‘We shop locally. . . Face to face is a social elixir’
Me and My Money: Finbar Wright, tenor
Finbar Wright pictured backstage at the National Concert Hall. Photograph: Bryan O’Brien
Are you a saver or a spender?
My uncle Arthur preached that saving was both presumptuous and unimaginative. Firstly, believing you would be around to enjoy it; secondly, because there were so many exciting ways to spend it. He once inherited a princely sum from a friend that he let fly faster than Concorde in a tail wind. I like to keep a rainy day fund, but otherwise I’m happy to help the world go round.
Do you shop around for better value?
When it comes to airline travel, hotels, and employing concert employees, it would be foolish not to shop around as costs vary greatly. When it comes to clothes, I usually get in and out as quickly as possible and hope for the best.
What has been your most extravagant purchase, and how much did it cost?
Extravagance is relative. In 1984, when I could neither afford to buy a car nor run one, I took a loan of about £6,000 and bought a secondhand red BMW 323i. It was the most exhilarating car to drive. Tthe surge at take-off was jet-like. I was caught speeding once or twice (or maybe more) until I got sense.
Which purchase do you consider the best value for money?
In 1988, I bought a house in Portobello, Dublin for £14,500 at a time when prices had fallen through the floor. I sold it about 18 months later for £32,000, which was a spectacular appreciation.
How do you prefer to shop – online or local?
Outside of online air and tour business needs, we always shop locally for everything else. We enjoy the humour, smiles and sorrows of the local traders, particularly the hardworking individual producers at the farmers’ market, or squeezing wisdom out of the owners of small gardening centres. Face to face is a social elixir.

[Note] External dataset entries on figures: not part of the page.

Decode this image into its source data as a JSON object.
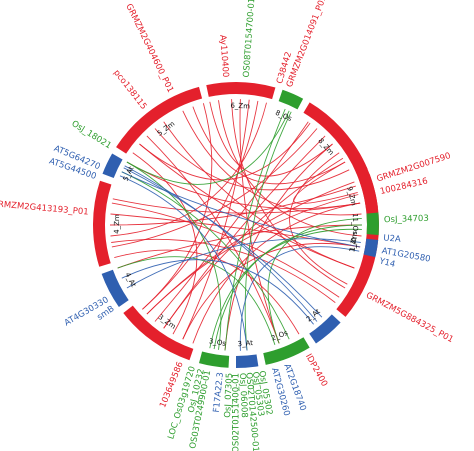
{
  "colors": {
    "Zm": "#e4202c",
    "Os": "#2e9e2e",
    "At": "#2f5fb0",
    "background": "#ffffff"
  },
  "segments": [
    {
      "id": "1_Zm",
      "species": "Zm",
      "start": 66,
      "end": 130
    },
    {
      "id": "2_At",
      "species": "At",
      "start": 133,
      "end": 146
    },
    {
      "id": "2_Os",
      "species": "Os",
      "start": 149,
      "end": 168
    },
    {
      "id": "3_At",
      "species": "At",
      "start": 171,
      "end": 180
    },
    {
      "id": "3_Os",
      "species": "Os",
      "start": 183,
      "end": 195
    },
    {
      "id": "3_Zm",
      "species": "Zm",
      "start": 199,
      "end": 232
    },
    {
      "id": "4_At",
      "species": "At",
      "start": 235,
      "end": 250
    },
    {
      "id": "4_Zm",
      "species": "Zm",
      "start": 253,
      "end": 288
    },
    {
      "id": "5_At",
      "species": "At",
      "start": 291,
      "end": 300
    },
    {
      "id": "5_Zm",
      "species": "Zm",
      "start": 303,
      "end": 345
    },
    {
      "id": "6_Zm",
      "species": "Zm",
      "start": 348,
      "end": 376
    },
    {
      "id": "8_Os",
      "species": "Os",
      "start": 379,
      "end": 388
    },
    {
      "id": "8_Zm",
      "species": "Zm",
      "start": 391,
      "end": 427
    },
    {
      "id": "9_Zm",
      "species": "Zm",
      "start": 429,
      "end": 443
    },
    {
      "id": "11_Os",
      "species": "Os",
      "start": 445,
      "end": 454
    },
    {
      "id": "1_At",
      "species": "At",
      "start": 456,
      "end": 463
    }
  ],
  "genes": [
    {
      "text": "pco138115",
      "angle": 322,
      "species": "Zm"
    },
    {
      "text": "GRMZM2G404600_P01",
      "angle": 334,
      "species": "Zm"
    },
    {
      "text": "Ay110400",
      "angle": 356,
      "species": "Zm"
    },
    {
      "text": "OS08T0154700-01",
      "angle": 4,
      "species": "Os"
    },
    {
      "text": "C38442",
      "angle": 17,
      "species": "Zm"
    },
    {
      "text": "GRMZM2G014091_P01",
      "angle": 21,
      "species": "Zm"
    },
    {
      "text": "GRMZM2G007590",
      "angle": 72,
      "species": "Zm"
    },
    {
      "text": "100284316",
      "angle": 77,
      "species": "Zm"
    },
    {
      "text": "OsJ_34703",
      "angle": 88,
      "species": "Os"
    },
    {
      "text": "U2A",
      "angle": 95,
      "species": "At"
    },
    {
      "text": "AT1G20580",
      "angle": 100,
      "species": "At"
    },
    {
      "text": "Y14",
      "angle": 104,
      "species": "At"
    },
    {
      "text": "GRMZM5G884325_P01",
      "angle": 118,
      "species": "Zm"
    },
    {
      "text": "IDP2400",
      "angle": 151,
      "species": "Zm"
    },
    {
      "text": "AT2G18740",
      "angle": 160,
      "species": "At"
    },
    {
      "text": "AT2G30260",
      "angle": 165,
      "species": "At"
    },
    {
      "text": "OsJ_05302",
      "angle": 170,
      "species": "Os"
    },
    {
      "text": "OsJ_05303",
      "angle": 172.5,
      "species": "Os"
    },
    {
      "text": "OS02T0142500-01",
      "angle": 175,
      "species": "Os"
    },
    {
      "text": "OsJ_06008",
      "angle": 177.5,
      "species": "Os"
    },
    {
      "text": "OS02T0151400-01",
      "angle": 180,
      "species": "Os"
    },
    {
      "text": "OsJ_07305",
      "angle": 182.5,
      "species": "Os"
    },
    {
      "text": "F17A22.3",
      "angle": 186,
      "species": "At"
    },
    {
      "text": "OS03T0249900-01",
      "angle": 191,
      "species": "Os"
    },
    {
      "text": "OsJ_10232",
      "angle": 193.5,
      "species": "Os"
    },
    {
      "text": "LOC_Os03g19720",
      "angle": 197,
      "species": "Os"
    },
    {
      "text": "103649586",
      "angle": 202,
      "species": "Zm"
    },
    {
      "text": "smB",
      "angle": 236,
      "species": "At"
    },
    {
      "text": "AT4G30330",
      "angle": 240,
      "species": "At"
    },
    {
      "text": "GRMZM2G413193_P01",
      "angle": 275,
      "species": "Zm"
    },
    {
      "text": "AT5G44500",
      "angle": 289,
      "species": "At"
    },
    {
      "text": "AT5G64270",
      "angle": 293,
      "species": "At"
    },
    {
      "text": "OsJ_18021",
      "angle": 302,
      "species": "Os"
    }
  ],
  "links": [
    {
      "a": 348,
      "b": 50,
      "color": "Zm"
    },
    {
      "a": 352,
      "b": 95,
      "color": "Zm"
    },
    {
      "a": 358,
      "b": 120,
      "color": "Zm"
    },
    {
      "a": 362,
      "b": 160,
      "color": "Zm"
    },
    {
      "a": 366,
      "b": 205,
      "color": "Zm"
    },
    {
      "a": 370,
      "b": 228,
      "color": "Zm"
    },
    {
      "a": 374,
      "b": 265,
      "color": "Zm"
    },
    {
      "a": 396,
      "b": 310,
      "color": "Zm"
    },
    {
      "a": 400,
      "b": 260,
      "color": "Zm"
    },
    {
      "a": 405,
      "b": 215,
      "color": "Zm"
    },
    {
      "a": 410,
      "b": 185,
      "color": "Zm"
    },
    {
      "a": 415,
      "b": 118,
      "color": "Zm"
    },
    {
      "a": 420,
      "b": 75,
      "color": "Zm"
    },
    {
      "a": 424,
      "b": 320,
      "color": "Zm"
    },
    {
      "a": 432,
      "b": 270,
      "color": "Zm"
    },
    {
      "a": 436,
      "b": 225,
      "color": "Zm"
    },
    {
      "a": 440,
      "b": 200,
      "color": "Zm"
    },
    {
      "a": 80,
      "b": 300,
      "color": "Zm"
    },
    {
      "a": 90,
      "b": 250,
      "color": "Zm"
    },
    {
      "a": 100,
      "b": 205,
      "color": "Zm"
    },
    {
      "a": 110,
      "b": 310,
      "color": "Zm"
    },
    {
      "a": 125,
      "b": 280,
      "color": "Zm"
    },
    {
      "a": 70,
      "b": 225,
      "color": "Zm"
    },
    {
      "a": 305,
      "b": 210,
      "color": "Zm"
    },
    {
      "a": 315,
      "b": 160,
      "color": "Zm"
    },
    {
      "a": 325,
      "b": 110,
      "color": "Zm"
    },
    {
      "a": 335,
      "b": 85,
      "color": "Zm"
    },
    {
      "a": 340,
      "b": 60,
      "color": "Zm"
    },
    {
      "a": 255,
      "b": 150,
      "color": "Zm"
    },
    {
      "a": 262,
      "b": 128,
      "color": "Zm"
    },
    {
      "a": 275,
      "b": 100,
      "color": "Zm"
    },
    {
      "a": 282,
      "b": 440,
      "color": "Zm"
    },
    {
      "a": 215,
      "b": 58,
      "color": "Zm"
    },
    {
      "a": 228,
      "b": 345,
      "color": "Zm"
    },
    {
      "a": 220,
      "b": 395,
      "color": "Zm"
    },
    {
      "a": 383,
      "b": 185,
      "color": "Os"
    },
    {
      "a": 386,
      "b": 175,
      "color": "Os"
    },
    {
      "a": 450,
      "b": 190,
      "color": "Os"
    },
    {
      "a": 447,
      "b": 160,
      "color": "Os"
    },
    {
      "a": 155,
      "b": 295,
      "color": "Os"
    },
    {
      "a": 162,
      "b": 250,
      "color": "Os"
    },
    {
      "a": 188,
      "b": 300,
      "color": "Os"
    },
    {
      "a": 192,
      "b": 452,
      "color": "Os"
    },
    {
      "a": 385,
      "b": 300,
      "color": "Os"
    },
    {
      "a": 295,
      "b": 460,
      "color": "At"
    },
    {
      "a": 298,
      "b": 140,
      "color": "At"
    },
    {
      "a": 293,
      "b": 175,
      "color": "At"
    },
    {
      "a": 240,
      "b": 458,
      "color": "At"
    },
    {
      "a": 245,
      "b": 142,
      "color": "At"
    },
    {
      "a": 178,
      "b": 462,
      "color": "At"
    },
    {
      "a": 137,
      "b": 297,
      "color": "At"
    }
  ]
}
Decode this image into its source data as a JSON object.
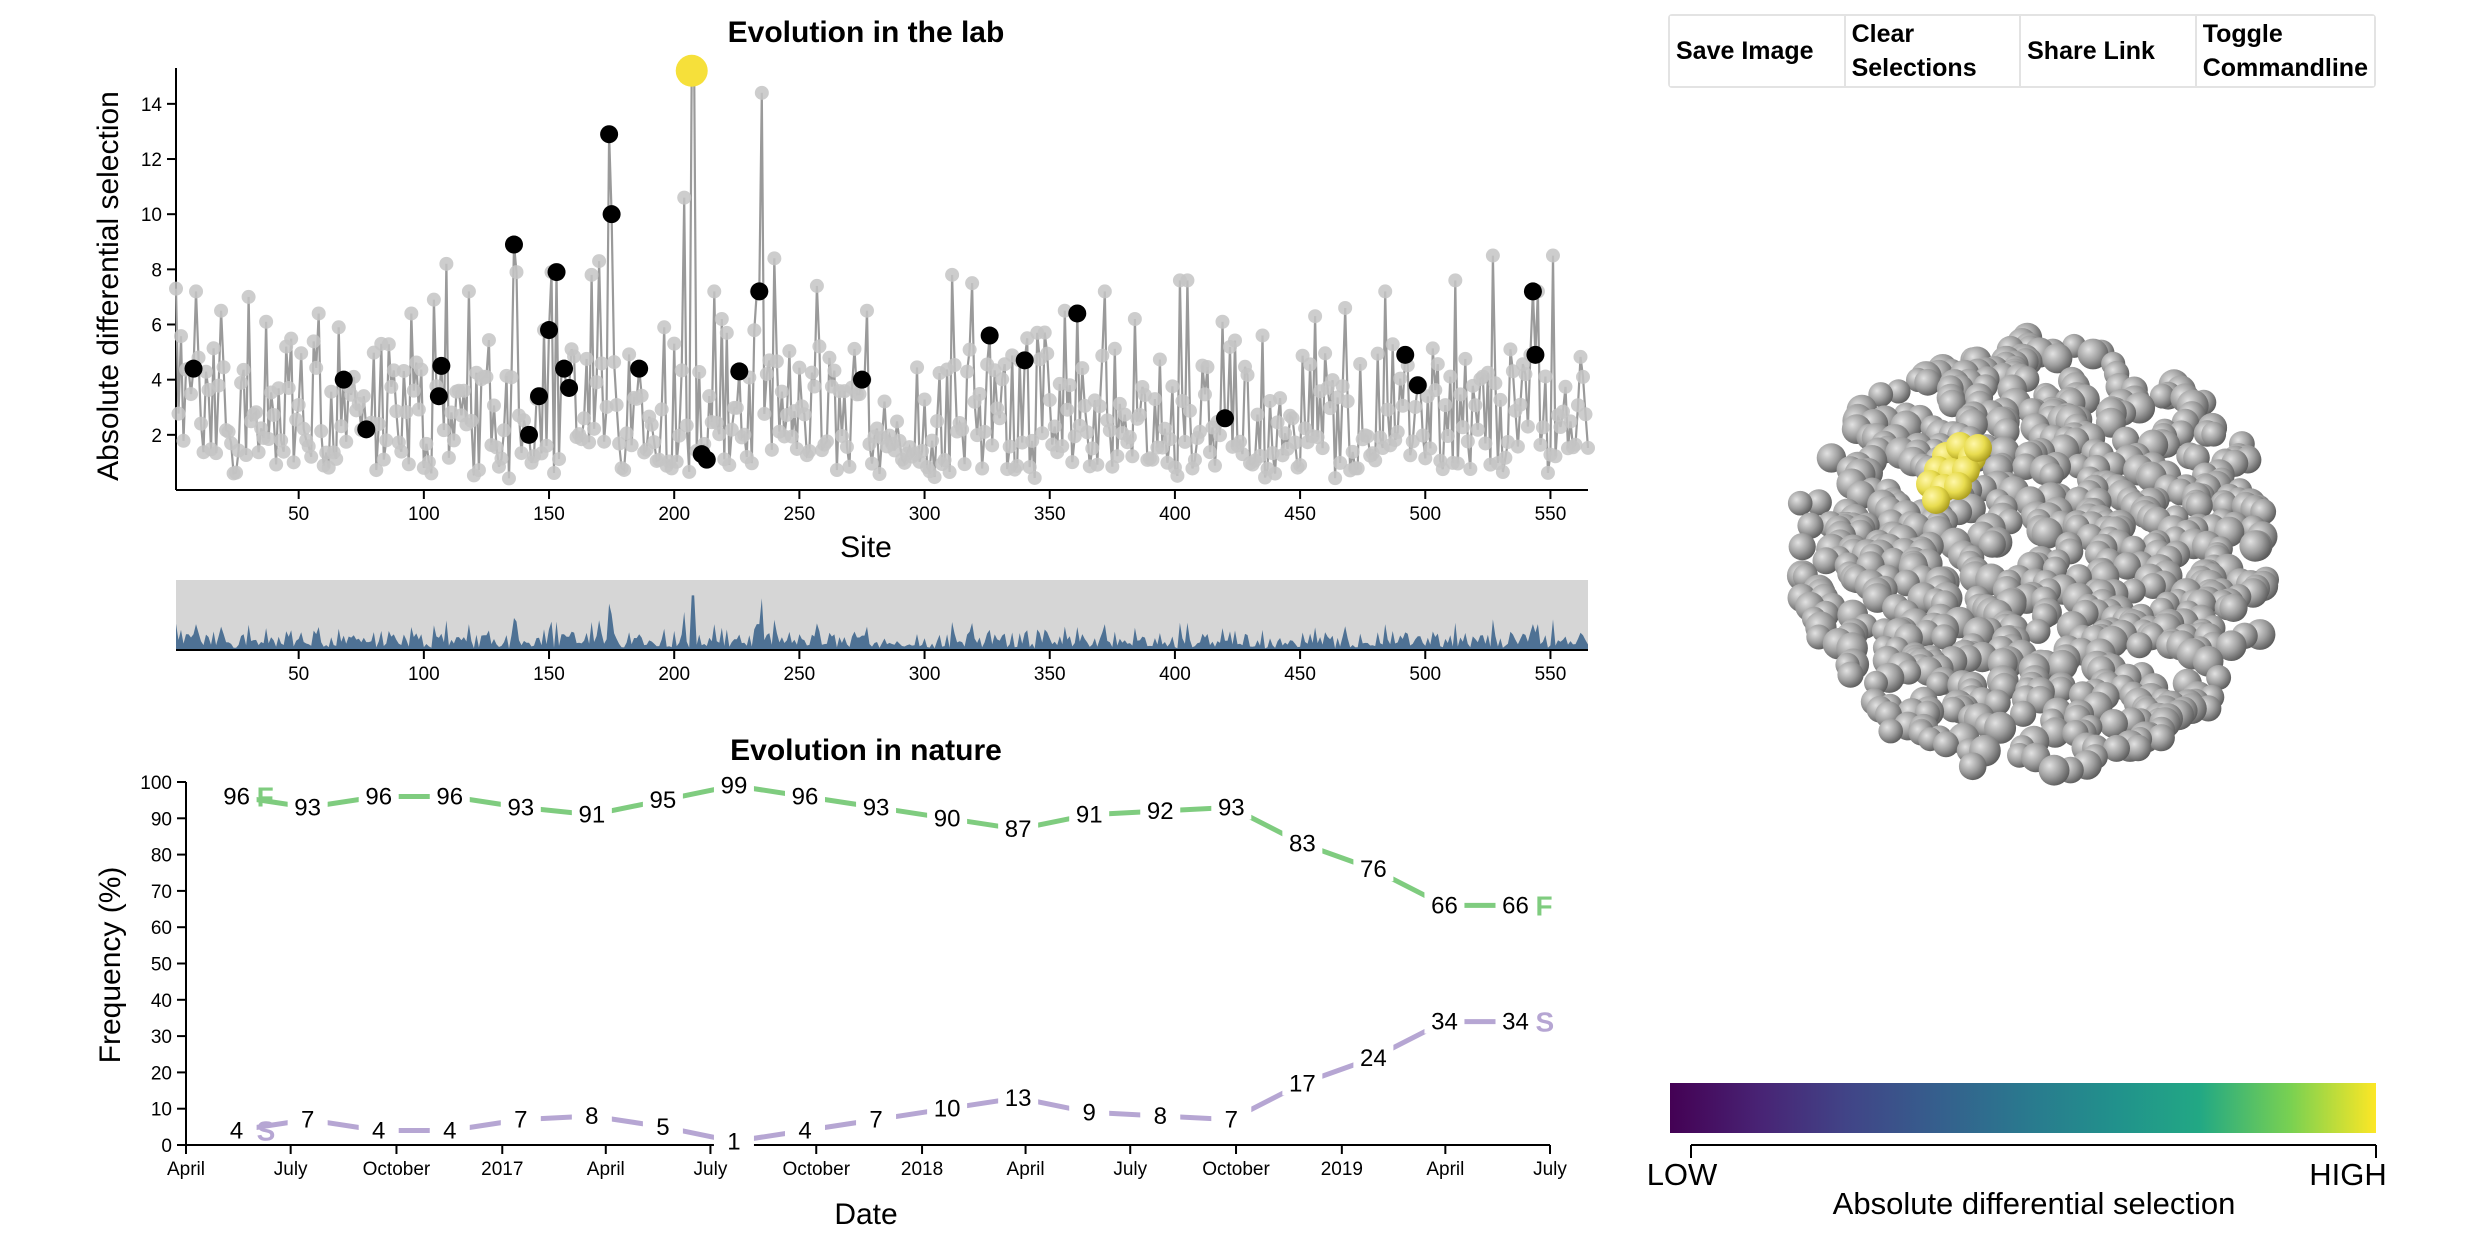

Do you haggle over prices?
I am too impatient to haggle. I prefer to instantly decide “worth it/not worth it” and buy or not, but never delay much.
Has the recession changed your spending habits?
Growing up in a family of eight on a small farm in the 1960s, recessions were frequent and you learned not to be too disappointed with cutbacks. Concert venues are still in recovery and, like many other emigrants, work is abroad mainly for musicians like myself.
Do you invest in shares?
My love affair with shares always tended to end up in a bitter parting of ways, so, outside of a managed pension fund, I steer clear.
Cash or card?
As I work a lot in the United States, it is vital to have a plentiful supply of cash. This is on account of the tipping culture, which requires you to drop dollars into service providers’ hands throughout the day. It generally ensures good service. In Ireland and elsewhere, I use nearly all card at this point.
What was the last thing you bought, and was it good value for money?
I bought a pair of Timberland hiking boots and a furry hat with weird ears in an outlet at Kildare Village at a discount. With my love of hillwalking, they will, hopefully, be well used and good value at a total of €180.
Have you ever successfully saved up for a relatively big purchase?
No. The earning pattern of an entertainer is unpredictable at best, perilous at worst. Therefore, you tend to spend as you get. If it is a good year, you splash out on a few luxuries; if a slow year, you cut your cloth and lose weight.
Have you ever lost money?
In 1975, the year Gen Franco died in Spain, I lost 500 pesetas (about £5) in the back seat of a taxi in Madrid. As I was a struggling student, it remains fixed in my mind. Other than that, I lost a few thousand in Waterford Glass shares when that collapsed.
Are you a gambler and, if so, have you ever had a big win?
By nature, I would not be a gambler. But quite a few times a year I end up performing in the concert halls attached to the huge casinos across the United States, such as Mohegan Sun in Connecticut, and I am drawn to the flashing lights and jingles. I have never ended in credit!
Is money important to you?
My mother always reckoned it was good to “have the name of it”. She correctly judged that people tended to treat the wealthy with respect while the poor were given a raw acceptance, if any. In such a begrudging world, money is always important, if only to buy peanuts for the wild birds.
How much money do you have on you now?
As I am currently on a concert tour in the United States, I have $763.75 [about €708.30]. Despite the ever-expanding reach of electronic money, it is still advisable to have a good supply of ready cash when rushing through airports, using taxis, etc, on a daily basis.